Multi dense logistics
Created by: APJansen
The aim of this PR is to make all the remaining changes necessary to enable the implementation of the MultiDense
layers, without changing the numerics at all.
This boils down to stacking the different replicas as soon as possible (i.e. here), and making any changes that result from that.
TODO:
- photons: see below for a detailed discussion.
- Fix loading of weights in this block. I'm not sure how that's working at the moment, all replicas read from the same file. Is this something that is actually used? @scarlehoff ?
- verify that hyperopt is working
- figure out what to do with the line
n3pdfs.append(N3PDF(pdf_models, name=f"fold_{k}"))

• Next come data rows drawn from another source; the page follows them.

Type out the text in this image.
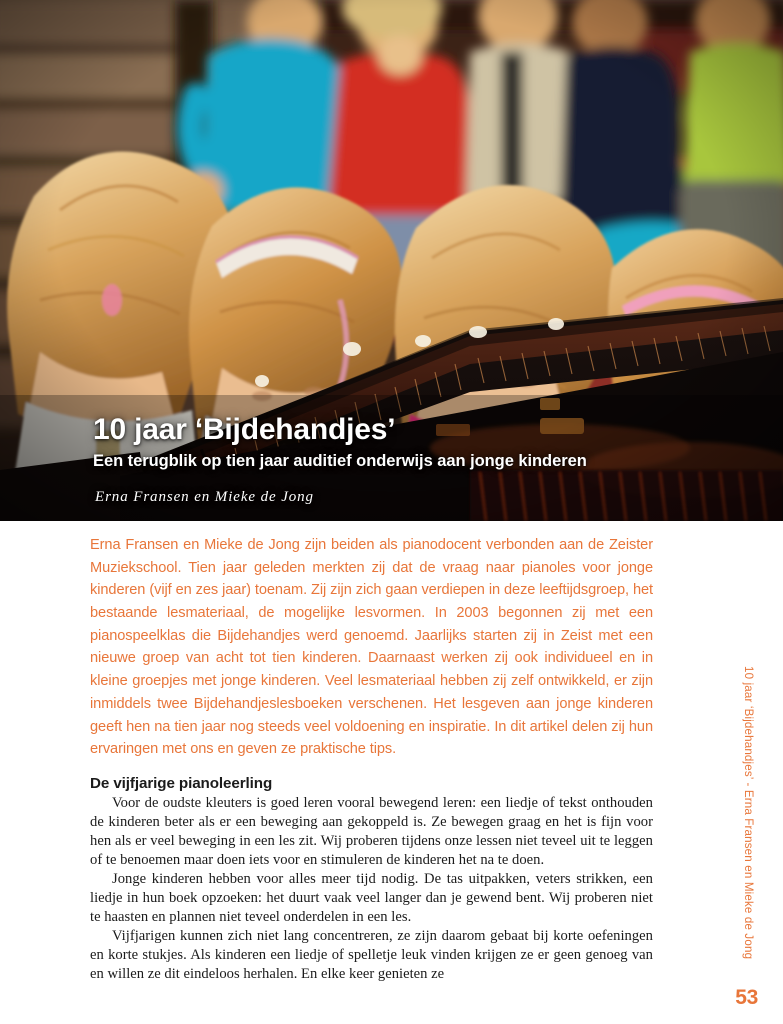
10 jaar ‘Bijdehandjes’

Een terugblik op tien jaar auditief onderwijs aan jonge kinderen

Erna Fransen en Mieke de Jong

Erna Fransen en Mieke de Jong zijn beiden als pianodocent verbonden aan de Zeister Muziekschool. Tien jaar geleden merkten zij dat de vraag naar pianoles voor jonge kinderen (vijf en zes jaar) toenam. Zij zijn zich gaan verdiepen in deze leeftijdsgroep, het bestaande lesmateriaal, de mogelijke lesvormen. In 2003 begonnen zij met een pianospeelklas die Bijdehandjes werd genoemd. Jaarlijks starten zij in Zeist met een nieuwe groep van acht tot tien kinderen. Daarnaast werken zij ook individueel en in kleine groepjes met jonge kinderen. Veel lesmateriaal hebben zij zelf ontwikkeld, er zijn inmiddels twee Bijdehandjeslesboeken verschenen. Het lesgeven aan jonge kinderen geeft hen na tien jaar nog steeds veel voldoening en inspiratie. In dit artikel delen zij hun ervaringen met ons en geven ze praktische tips.

De vijfjarige pianoleerling

Voor de oudste kleuters is goed leren vooral bewegend leren: een liedje of tekst onthouden de kinderen beter als er een beweging aan gekoppeld is. Ze bewegen graag en het is fijn voor hen als er veel beweging in een les zit. Wij proberen tijdens onze lessen niet teveel uit te leggen of te benoemen maar doen iets voor en stimuleren de kinderen het na te doen.

Jonge kinderen hebben voor alles meer tijd nodig. De tas uitpakken, veters strikken, een liedje in hun boek opzoeken: het duurt vaak veel langer dan je gewend bent. Wij proberen niet te haasten en plannen niet teveel onderdelen in een les.

Vijfjarigen kunnen zich niet lang concentreren, ze zijn daarom gebaat bij korte oefeningen en korte stukjes. Als kinderen een liedje of spelletje leuk vinden krijgen ze er geen genoeg van en willen ze dit eindeloos herhalen. En elke keer genieten ze

10 jaar ‘Bijdehandjes’ - Erna Fransen en Mieke de Jong
53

[here], see below for a detailed discussion (https://github.com/NNPDF/nnpdf/blob/0c0ee66eab9f64e081e4747ce2d25abc018e59a6/n3fit/src/n3fit/model_trainer.py#L952)
Comments
The biggest changes are the addition of 3 methods to MetaModel
: get_replica_weights
, set_replica_weights
and split_replicas
. For now these rely on the different replicas being different models. Once the MultiDense
layer is implemented that won't be the case, and the code in these functions will need to change to extract the right entry in the replica axis of all weights, but the changes required should be limited to these functions.
The reason for split_replicas
is that if I don't do this and keep everything as a single model, it will require a lot more changes, also in valid phys, and since performance wise the difference is negligible, I thought it was cleanest to split into separate replicas after training.
Status
Work in Progress.
Currently I'm a bit stuck on stuck on this, it runs (at least if I avoid the points above by just running the basic runcard), and during training the results are identical to master. Also the weights of the single replica models are identical to the original model, but the best chi2 reported per replica after training are very different.
Later
Once the above is done, the joining of replicas can be pushed even further back before actually including the MultiDense
layers, namely directly after the NN layers. Whether I'll do it in this PR or the final one will depend on if it changes the numerics or not (I think it may).